Людочка и Марина Степановна изумленно молчали. Информация увеличивалась, как снежная лавина. Они, конечно, давно заподозрили, что в жизни Лаврентьевой, кроме автокатастрофы и амнезии, произошли и другие перемены, но даже наблюдая колоссальные изменения в её поведении, они не могли предсказать такого поворота событий.

— Так вот оно что, Катя…. — многозначительно промолвила Людочка. — Ты у нас теперь ближайшая подруга звезды, можно сказать, сама звездою стала. Ты уж не забудь о нас, твоих сотрудницах, когда будешь сотнями тысяч долларов ворочать.

— Да уж, не забуду, — усмехнулась Альбина. — Особенно твою дружбу, Людочка, ни за что на свете не забуду.

— Я опоздала? — прервала их влетевшая в комнату Виолетта Горячева, предупрежденная Молчановой о журналистах.

— Пропустила самое интересное. — Альбина, покачивая ногой, наблюдала за её выражением лица, которое никак не могло решить, что изобразить.

— Так мы теперь можем гордиться своим знакомством с тобой? — Виолетта, наконец, решила, что новый статус Лаврентьевой в любом случае не ставит её на одну степень с ней самой, и подумала, что не стоит изменять своему вечному высокомерному и снисходительному тону. — Звезда, да и только!

— У тебя какие-то с этим проблемы, Виолетта? Или ты просто расстроена, что опоздала и не попала в свет прожекторов?

— Ой, держите меня! — захохотала Горячева. — Ты думаешь, что о тебе будут говорить больше двух дней? Да что из себя представляешь? Приспешницу при больной фотомодели? Ну, поудивляются все, с чего это ты стала её выбором, и забудут.

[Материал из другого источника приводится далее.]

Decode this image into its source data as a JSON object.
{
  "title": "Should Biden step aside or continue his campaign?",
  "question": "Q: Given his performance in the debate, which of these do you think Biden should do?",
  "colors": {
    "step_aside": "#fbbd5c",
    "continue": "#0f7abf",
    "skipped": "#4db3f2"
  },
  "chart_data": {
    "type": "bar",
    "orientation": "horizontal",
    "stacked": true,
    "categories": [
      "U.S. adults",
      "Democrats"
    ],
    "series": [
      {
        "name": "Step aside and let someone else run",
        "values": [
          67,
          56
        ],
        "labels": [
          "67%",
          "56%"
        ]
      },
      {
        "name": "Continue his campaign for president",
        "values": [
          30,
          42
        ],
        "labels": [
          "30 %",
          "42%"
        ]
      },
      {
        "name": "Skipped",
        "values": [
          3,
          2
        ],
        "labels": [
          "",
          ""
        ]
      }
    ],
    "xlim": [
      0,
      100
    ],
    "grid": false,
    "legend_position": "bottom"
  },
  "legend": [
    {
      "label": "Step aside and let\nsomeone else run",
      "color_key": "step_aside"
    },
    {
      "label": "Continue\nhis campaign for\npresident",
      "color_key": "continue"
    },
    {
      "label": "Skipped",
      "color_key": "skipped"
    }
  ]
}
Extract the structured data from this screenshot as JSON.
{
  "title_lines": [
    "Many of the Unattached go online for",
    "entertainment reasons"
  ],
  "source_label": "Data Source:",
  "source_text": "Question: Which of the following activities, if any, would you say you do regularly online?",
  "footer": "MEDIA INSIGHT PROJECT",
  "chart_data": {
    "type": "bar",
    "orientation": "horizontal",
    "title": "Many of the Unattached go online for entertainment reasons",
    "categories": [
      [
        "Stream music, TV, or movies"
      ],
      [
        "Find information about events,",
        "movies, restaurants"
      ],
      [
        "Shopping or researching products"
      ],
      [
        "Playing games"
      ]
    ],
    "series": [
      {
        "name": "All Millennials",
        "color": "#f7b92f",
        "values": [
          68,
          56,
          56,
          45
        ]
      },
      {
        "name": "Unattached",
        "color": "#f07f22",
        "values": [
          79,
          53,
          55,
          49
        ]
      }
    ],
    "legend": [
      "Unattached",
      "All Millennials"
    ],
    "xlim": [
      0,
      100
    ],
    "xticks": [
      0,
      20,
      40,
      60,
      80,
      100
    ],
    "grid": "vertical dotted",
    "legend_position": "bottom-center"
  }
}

А я, если захочу, в любой момент могу себе интервью организовать.

— Да ну? — Альбина подняла брови. — Только отчего я раньше тебя нигде не видела по телевизору? А может, ты и мелькнула в рубрике «Синие чулки науки», да только никто не заметил?

Виолетта сжала губы, с метнув ненавистный взгляд на Лаврентьеву.

— Да что ты себе позволяешь? Думаешь, из грязи в князи выбралась? Да только до князей тебе еще далеко, милочка. Тут одной дружбы с известной калекой маловато будет.

— Ладно, подружки, — кинула насмешливый взгляд Альбина на Молчанову. — Некогда мне тут ерундой заниматься. Пойду я загляну к шефу. Думаю, пора мне ему сообщить радостную новость, что, наконец, покидаю его и избавляю от бельма на глазу лаборатории. И как это он не примчался на журналистскую сходку?

— А у него интервью в его кабинете взяли еще с утра, — не выдержала Людочка, выдав себя с головой, как организатора всей заварушки.

Альбина, еле сдерживая улыбку, вышла из комнаты, красочно представляя себе, какое бурное обсуждение начнется за её спиной. Направляясь к кабинету шефа, она увидела, как из соседней лаборатории сотрудницы бросились к ним в комнату, сгорая от нетерпения первыми узнать последние новости. Ну, началось!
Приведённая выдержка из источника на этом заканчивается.